Trump on how he makes decisions.
“Instinctively, more than anything else,” he told reporters this past week. “You almost can’t take a pencil to paper, it’s really more of an instinct than anything else.”
This is an insane thing to hear from the President. But he’s not the only one doing it. It turns out that evidence-based language is on the decline among all of Congress since the mid-1970s.
Basically, researchers looked at over 8 million congressional speech transcripts between 1879 and 2022. They then look for evidence-based keywords like fact and proof and intuition-based keywords like guess and believe. Finally, they use some fancy schmancy calculations to determine if the speech relies more on evidence or intuition, which they call the EMI score. The higher the EMI, the more the speech used evidence-based language.
Unfortunately, as you can see, evidence is on the decline in both parties.
The authors attribute this trend to four different factors:
Polarization. Basically, the more polarized the population is, the more politicians feel the need to feed into it with intuition-based language, which increases polarization, so on and so forth.
Congressional rules that limit the amount of time each member can speak.
Presidents over-using executive actions, which limits Congress’s sphere of influence and possibly making them feel like they need to speak a bit more flamboyantly.
Increased media coverage, especially on Twitter/X.

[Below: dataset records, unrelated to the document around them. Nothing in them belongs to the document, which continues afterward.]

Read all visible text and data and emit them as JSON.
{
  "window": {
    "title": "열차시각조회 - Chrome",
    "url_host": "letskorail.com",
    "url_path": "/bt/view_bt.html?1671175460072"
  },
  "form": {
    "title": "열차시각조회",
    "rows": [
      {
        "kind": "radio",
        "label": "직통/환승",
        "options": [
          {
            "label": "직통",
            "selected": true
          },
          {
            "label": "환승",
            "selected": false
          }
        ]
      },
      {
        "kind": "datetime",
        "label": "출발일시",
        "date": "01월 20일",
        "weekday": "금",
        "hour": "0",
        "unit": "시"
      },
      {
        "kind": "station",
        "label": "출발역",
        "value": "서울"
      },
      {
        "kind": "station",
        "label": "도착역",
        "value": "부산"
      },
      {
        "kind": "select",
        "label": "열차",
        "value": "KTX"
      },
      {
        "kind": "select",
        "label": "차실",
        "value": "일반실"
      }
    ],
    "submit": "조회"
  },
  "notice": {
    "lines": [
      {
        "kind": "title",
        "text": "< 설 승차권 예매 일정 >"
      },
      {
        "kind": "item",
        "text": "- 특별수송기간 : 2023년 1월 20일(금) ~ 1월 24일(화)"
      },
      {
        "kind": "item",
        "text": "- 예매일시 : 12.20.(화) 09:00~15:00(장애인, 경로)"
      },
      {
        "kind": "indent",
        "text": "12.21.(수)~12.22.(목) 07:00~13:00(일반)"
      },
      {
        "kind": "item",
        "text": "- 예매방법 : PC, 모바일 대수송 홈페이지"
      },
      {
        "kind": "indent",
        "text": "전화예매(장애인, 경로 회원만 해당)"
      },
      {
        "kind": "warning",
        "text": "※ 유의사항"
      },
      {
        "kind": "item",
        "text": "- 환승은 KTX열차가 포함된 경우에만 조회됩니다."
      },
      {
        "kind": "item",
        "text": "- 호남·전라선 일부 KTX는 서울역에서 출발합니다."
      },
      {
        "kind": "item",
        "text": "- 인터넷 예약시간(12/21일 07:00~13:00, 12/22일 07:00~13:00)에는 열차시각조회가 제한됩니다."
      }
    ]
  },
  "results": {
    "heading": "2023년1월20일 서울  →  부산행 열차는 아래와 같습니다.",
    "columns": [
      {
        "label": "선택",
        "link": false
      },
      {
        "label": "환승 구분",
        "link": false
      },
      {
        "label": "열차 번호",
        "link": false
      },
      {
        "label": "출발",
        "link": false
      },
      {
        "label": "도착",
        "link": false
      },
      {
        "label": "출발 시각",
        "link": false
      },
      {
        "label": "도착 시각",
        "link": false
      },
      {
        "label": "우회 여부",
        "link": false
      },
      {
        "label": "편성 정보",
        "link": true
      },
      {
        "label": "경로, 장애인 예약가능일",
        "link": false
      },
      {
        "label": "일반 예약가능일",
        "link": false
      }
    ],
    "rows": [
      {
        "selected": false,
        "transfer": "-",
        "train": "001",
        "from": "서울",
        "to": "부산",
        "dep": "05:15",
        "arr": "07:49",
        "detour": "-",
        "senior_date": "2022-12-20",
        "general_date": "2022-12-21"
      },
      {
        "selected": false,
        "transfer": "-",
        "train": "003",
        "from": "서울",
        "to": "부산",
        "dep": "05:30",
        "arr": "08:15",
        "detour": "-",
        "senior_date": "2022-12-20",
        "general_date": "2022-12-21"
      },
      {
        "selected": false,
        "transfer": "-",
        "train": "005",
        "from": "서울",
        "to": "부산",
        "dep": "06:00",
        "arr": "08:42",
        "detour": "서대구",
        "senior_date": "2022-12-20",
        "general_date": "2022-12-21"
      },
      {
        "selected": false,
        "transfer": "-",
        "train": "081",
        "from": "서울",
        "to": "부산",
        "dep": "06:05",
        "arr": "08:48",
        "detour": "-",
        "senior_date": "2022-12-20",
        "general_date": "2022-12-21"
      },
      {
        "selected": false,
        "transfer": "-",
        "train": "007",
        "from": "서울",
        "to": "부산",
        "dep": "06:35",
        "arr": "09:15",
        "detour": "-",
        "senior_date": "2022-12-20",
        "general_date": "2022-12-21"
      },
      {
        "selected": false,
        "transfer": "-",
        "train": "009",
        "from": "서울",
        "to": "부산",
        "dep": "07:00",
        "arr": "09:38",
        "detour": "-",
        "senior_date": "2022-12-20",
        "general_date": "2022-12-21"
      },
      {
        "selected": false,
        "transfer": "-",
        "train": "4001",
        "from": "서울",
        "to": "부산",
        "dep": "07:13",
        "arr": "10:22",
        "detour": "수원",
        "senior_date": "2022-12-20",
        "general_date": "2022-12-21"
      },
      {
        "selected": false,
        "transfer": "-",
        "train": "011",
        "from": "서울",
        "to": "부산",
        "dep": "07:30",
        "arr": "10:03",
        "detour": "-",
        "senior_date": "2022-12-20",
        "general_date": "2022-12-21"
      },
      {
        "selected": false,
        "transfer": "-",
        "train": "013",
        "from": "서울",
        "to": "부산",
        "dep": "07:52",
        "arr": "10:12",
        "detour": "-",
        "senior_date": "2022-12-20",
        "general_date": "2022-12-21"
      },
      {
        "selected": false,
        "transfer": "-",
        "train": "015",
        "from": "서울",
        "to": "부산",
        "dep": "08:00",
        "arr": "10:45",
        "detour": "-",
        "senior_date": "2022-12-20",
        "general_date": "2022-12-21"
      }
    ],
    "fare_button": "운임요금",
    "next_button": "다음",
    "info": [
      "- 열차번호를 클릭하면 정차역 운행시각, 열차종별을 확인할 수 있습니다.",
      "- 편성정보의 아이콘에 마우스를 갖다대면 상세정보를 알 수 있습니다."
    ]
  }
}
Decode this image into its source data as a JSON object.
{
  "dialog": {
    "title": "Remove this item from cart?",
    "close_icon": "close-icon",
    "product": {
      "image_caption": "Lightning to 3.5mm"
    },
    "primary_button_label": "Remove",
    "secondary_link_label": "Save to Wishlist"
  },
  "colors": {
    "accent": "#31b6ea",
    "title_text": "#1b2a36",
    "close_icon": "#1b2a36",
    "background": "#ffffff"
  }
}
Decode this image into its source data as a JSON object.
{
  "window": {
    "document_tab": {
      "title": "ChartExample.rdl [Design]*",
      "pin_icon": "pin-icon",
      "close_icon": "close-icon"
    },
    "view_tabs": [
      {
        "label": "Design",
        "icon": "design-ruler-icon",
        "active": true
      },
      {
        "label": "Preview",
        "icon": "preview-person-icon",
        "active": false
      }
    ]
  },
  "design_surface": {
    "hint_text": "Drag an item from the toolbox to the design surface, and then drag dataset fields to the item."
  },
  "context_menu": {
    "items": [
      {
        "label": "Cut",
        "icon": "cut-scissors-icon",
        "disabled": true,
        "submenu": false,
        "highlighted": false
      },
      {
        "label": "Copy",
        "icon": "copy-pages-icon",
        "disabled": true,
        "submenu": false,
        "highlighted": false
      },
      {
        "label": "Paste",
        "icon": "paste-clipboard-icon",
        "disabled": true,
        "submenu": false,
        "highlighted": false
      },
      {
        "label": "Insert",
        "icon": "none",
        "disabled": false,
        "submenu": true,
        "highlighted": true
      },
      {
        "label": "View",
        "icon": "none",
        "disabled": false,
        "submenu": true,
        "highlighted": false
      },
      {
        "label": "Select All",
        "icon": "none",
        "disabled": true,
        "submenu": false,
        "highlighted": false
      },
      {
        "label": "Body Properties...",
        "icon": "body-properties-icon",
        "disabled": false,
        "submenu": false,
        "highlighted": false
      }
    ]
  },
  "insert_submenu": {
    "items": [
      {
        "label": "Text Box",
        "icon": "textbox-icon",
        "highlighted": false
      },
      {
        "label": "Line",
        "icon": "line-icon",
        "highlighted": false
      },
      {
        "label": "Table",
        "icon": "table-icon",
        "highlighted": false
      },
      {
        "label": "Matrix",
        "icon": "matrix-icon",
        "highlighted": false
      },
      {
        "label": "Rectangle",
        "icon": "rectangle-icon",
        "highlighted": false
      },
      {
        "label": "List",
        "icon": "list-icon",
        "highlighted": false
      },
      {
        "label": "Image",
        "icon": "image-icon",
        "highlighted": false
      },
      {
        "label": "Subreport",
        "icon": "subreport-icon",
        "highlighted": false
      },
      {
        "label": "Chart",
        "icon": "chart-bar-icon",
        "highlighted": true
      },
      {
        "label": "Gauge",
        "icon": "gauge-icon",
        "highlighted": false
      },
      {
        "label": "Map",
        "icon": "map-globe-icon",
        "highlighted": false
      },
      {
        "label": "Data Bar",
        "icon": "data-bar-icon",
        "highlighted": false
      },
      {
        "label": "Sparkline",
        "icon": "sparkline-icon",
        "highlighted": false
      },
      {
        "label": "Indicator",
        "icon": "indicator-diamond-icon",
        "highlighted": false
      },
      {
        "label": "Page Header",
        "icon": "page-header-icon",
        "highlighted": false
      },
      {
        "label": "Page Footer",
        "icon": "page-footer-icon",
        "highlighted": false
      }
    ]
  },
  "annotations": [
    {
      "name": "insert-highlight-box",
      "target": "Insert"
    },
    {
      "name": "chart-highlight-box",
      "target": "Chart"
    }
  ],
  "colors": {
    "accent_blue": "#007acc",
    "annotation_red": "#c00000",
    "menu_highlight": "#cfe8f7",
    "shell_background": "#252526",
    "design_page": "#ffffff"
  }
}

The most interesting factor to me is polarization and the related finding that the result of less evidence-based language is greater income inequality.
We examine the decline in EMI in relation to three outcome variables that are indicative of democratic health and find a concerning association in all cases: a decline in evidence-based language is associated with increasing polarization and increasing income inequality but decreased congressional productivity. The temporal sequence of those trends differs between variables. For polarization, the strongest association with EMI is greatest at lag zero, and we find that polarization is a significant predictor of EMI, but not vice versa. This suggests that polarization and politicians’ rhetoric evolve in tandem. By contrast, EMI precedes shifts in income inequality, such that a stronger emphasis on evidence-based reasoning is associated with subsequent reduction in income inequality whereas greater reliance on intuition seems to be associated with the persistence of existing social disparities. This finding aligns with existing research on language and social inequality31, which underscores how language patterns have consequences for understanding social issues and may either promote or inhibit necessary changes. Intuition-based language may help to explain the relationship between polarization and inequality, as it is linked to legislative inaction and can hinder policies that address income inequality through redistribution18
So, polarization doesn’t cause less evidence-based language, but less evidence-based language does cause income inequality, which fuels more polarization, which does cause less evidence-based language. It all seems very circular, but it does provide an answer to the age-old question: what causes polarization?
If you look at the above chart, EMI took a nosedive in the mid-70s, which also happened to be a rough economic time. It also was when income inequality started to accelerate.
People noticed this and turned populist. This led to the natural results of populism: polarization, dumb people getting elected, and an increased appetite for vibes over evidence. Hence, EMI scores continued marching down, income inequality kept going up, populism and polarization kept gaining strength with an assist from the media and social media, so more vibe-based dumb people got elected, and, eventually, Donald Trump.
Basically,
How do we get out of this doom loop? Simple: things need to get bad enough so that people ditch their populist ways. The remarkable thing is, 50 years later, this still hasn’t happened yet. It turns out the system we had in place actually works pretty well, well enough to withstand a whole bunch of idiocy. But, if we continue down this path, failure is certain. It might come from Trump, or it might come from Vance or AOC. The timing is uncertain; the result is not. And when the inevitable does happen, people will become receptive to good old-fashioned evidence-based classic liberalism.
In the meantime, it would help us all to acknowledge that Congress actually does its job well, income inequality isn’t a big deal, cult leaders don’t make for great politicians, and Econ 101 is actually pretty damn important.
EDIT 5/13:
Mike Solana of Pirate Wires put out the absolutely perfect post encapsulating why vibe governing is a thing right after I published this.
I’m sorry, but how you “feel” doesn’t and shouldn’t matter more than the facts.